Question

George, who is 6.25
-feet tall, needs to know the height of a tree that he is going to cut down. He notices that he casts a 10
-foot shadow when the tree casts a 28
-foot shadow. The height of the tree is blankfeet tall. Enter only the number.
There are no human answers yet.
Answered by GPT-4o mini
To find the height of the tree, we can use the concept of similar triangles. Since both George and the tree cast shadows of different lengths, we can set up a proportion based on their heights and the lengths of their shadows.

Let \( h \) be the height of the tree in feet.
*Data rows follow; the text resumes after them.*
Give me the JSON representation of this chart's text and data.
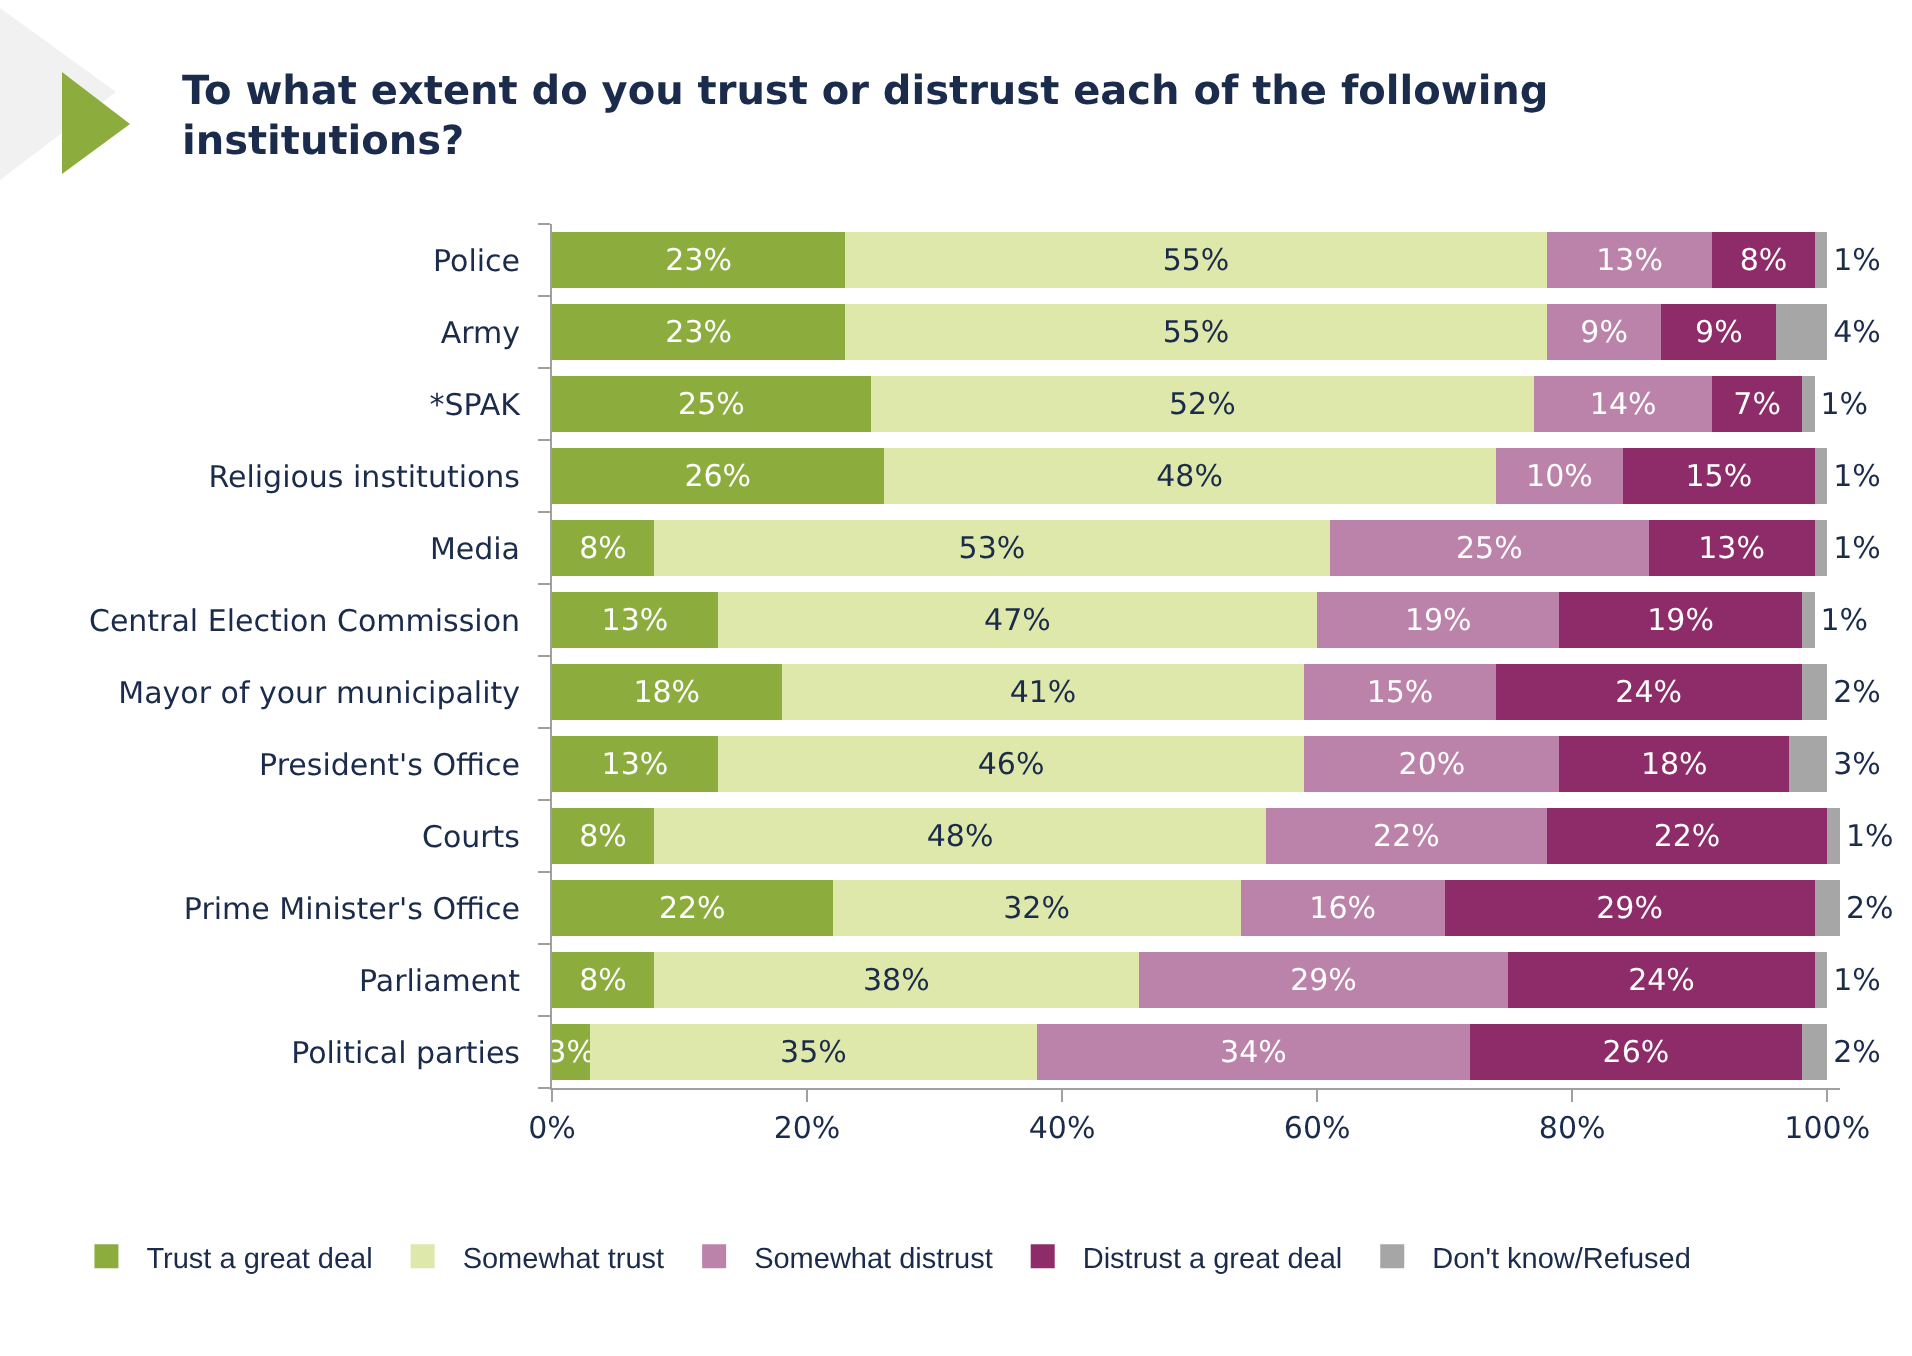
{
  "chart_data": {
    "type": "bar",
    "orientation": "horizontal",
    "stacked": true,
    "title": "To what extent do you trust or distrust each of the following institutions?",
    "categories": [
      "Police",
      "Army",
      "*SPAK",
      "Religious institutions",
      "Media",
      "Central Election Commission",
      "Mayor of your municipality",
      "President's Office",
      "Courts",
      "Prime Minister's Office",
      "Parliament",
      "Political parties"
    ],
    "series": [
      {
        "name": "Trust a great deal",
        "color": "#8cad3e",
        "values": [
          23,
          23,
          25,
          26,
          8,
          13,
          18,
          13,
          8,
          22,
          8,
          3
        ],
        "value_labels": [
          "23%",
          "23%",
          "25%",
          "26%",
          "8%",
          "13%",
          "18%",
          "13%",
          "8%",
          "22%",
          "8%",
          "3%"
        ]
      },
      {
        "name": "Somewhat trust",
        "color": "#dde8aa",
        "values": [
          55,
          55,
          52,
          48,
          53,
          47,
          41,
          46,
          48,
          32,
          38,
          35
        ],
        "value_labels": [
          "55%",
          "55%",
          "52%",
          "48%",
          "53%",
          "47%",
          "41%",
          "46%",
          "48%",
          "32%",
          "38%",
          "35%"
        ]
      },
      {
        "name": "Somewhat distrust",
        "color": "#bb83aa",
        "values": [
          13,
          9,
          14,
          10,
          25,
          19,
          15,
          20,
          22,
          16,
          29,
          34
        ],
        "value_labels": [
          "13%",
          "9%",
          "14%",
          "10%",
          "25%",
          "19%",
          "15%",
          "20%",
          "22%",
          "16%",
          "29%",
          "34%"
        ]
      },
      {
        "name": "Distrust a great deal",
        "color": "#8e2c69",
        "values": [
          8,
          9,
          7,
          15,
          13,
          19,
          24,
          18,
          22,
          29,
          24,
          26
        ],
        "value_labels": [
          "8%",
          "9%",
          "7%",
          "15%",
          "13%",
          "19%",
          "24%",
          "18%",
          "22%",
          "29%",
          "24%",
          "26%"
        ]
      },
      {
        "name": "Don't know/Refused",
        "color": "#a6a6a6",
        "values": [
          1,
          4,
          1,
          1,
          1,
          1,
          2,
          3,
          1,
          2,
          1,
          2
        ],
        "value_labels": [
          "1%",
          "4%",
          "1%",
          "1%",
          "1%",
          "1%",
          "2%",
          "3%",
          "1%",
          "2%",
          "1%",
          "2%"
        ]
      }
    ],
    "xlim": [
      0,
      101
    ],
    "xticks": [
      {
        "value": 0,
        "label": "0%"
      },
      {
        "value": 20,
        "label": "20%"
      },
      {
        "value": 40,
        "label": "40%"
      },
      {
        "value": 60,
        "label": "60%"
      },
      {
        "value": 80,
        "label": "80%"
      },
      {
        "value": 100,
        "label": "100%"
      }
    ],
    "legend": "bottom"
  }
}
We have:

\[
\frac{\text{Height of George}}{\text{Shadow of George}} = \frac{\text{Height of Tree}}{\text{Shadow of Tree}}
\]

Plugging in the values we have:

\[
\frac{6.25}{10} = \frac{h}{28}
\]

To solve for \( h \), cross-multiply:

\[
6.25 \cdot 28 = 10 \cdot h
\]

Calculating \( 6.25 \cdot 28 \):

\[
6.25 \cdot 28 = 175
\]

Now we have:

\[
175 = 10h
\]

Dividing both sides by 10:

\[
h = \frac{175}{10} = 17.5
\]

Thus, the height of the tree is **17.5** feet tall.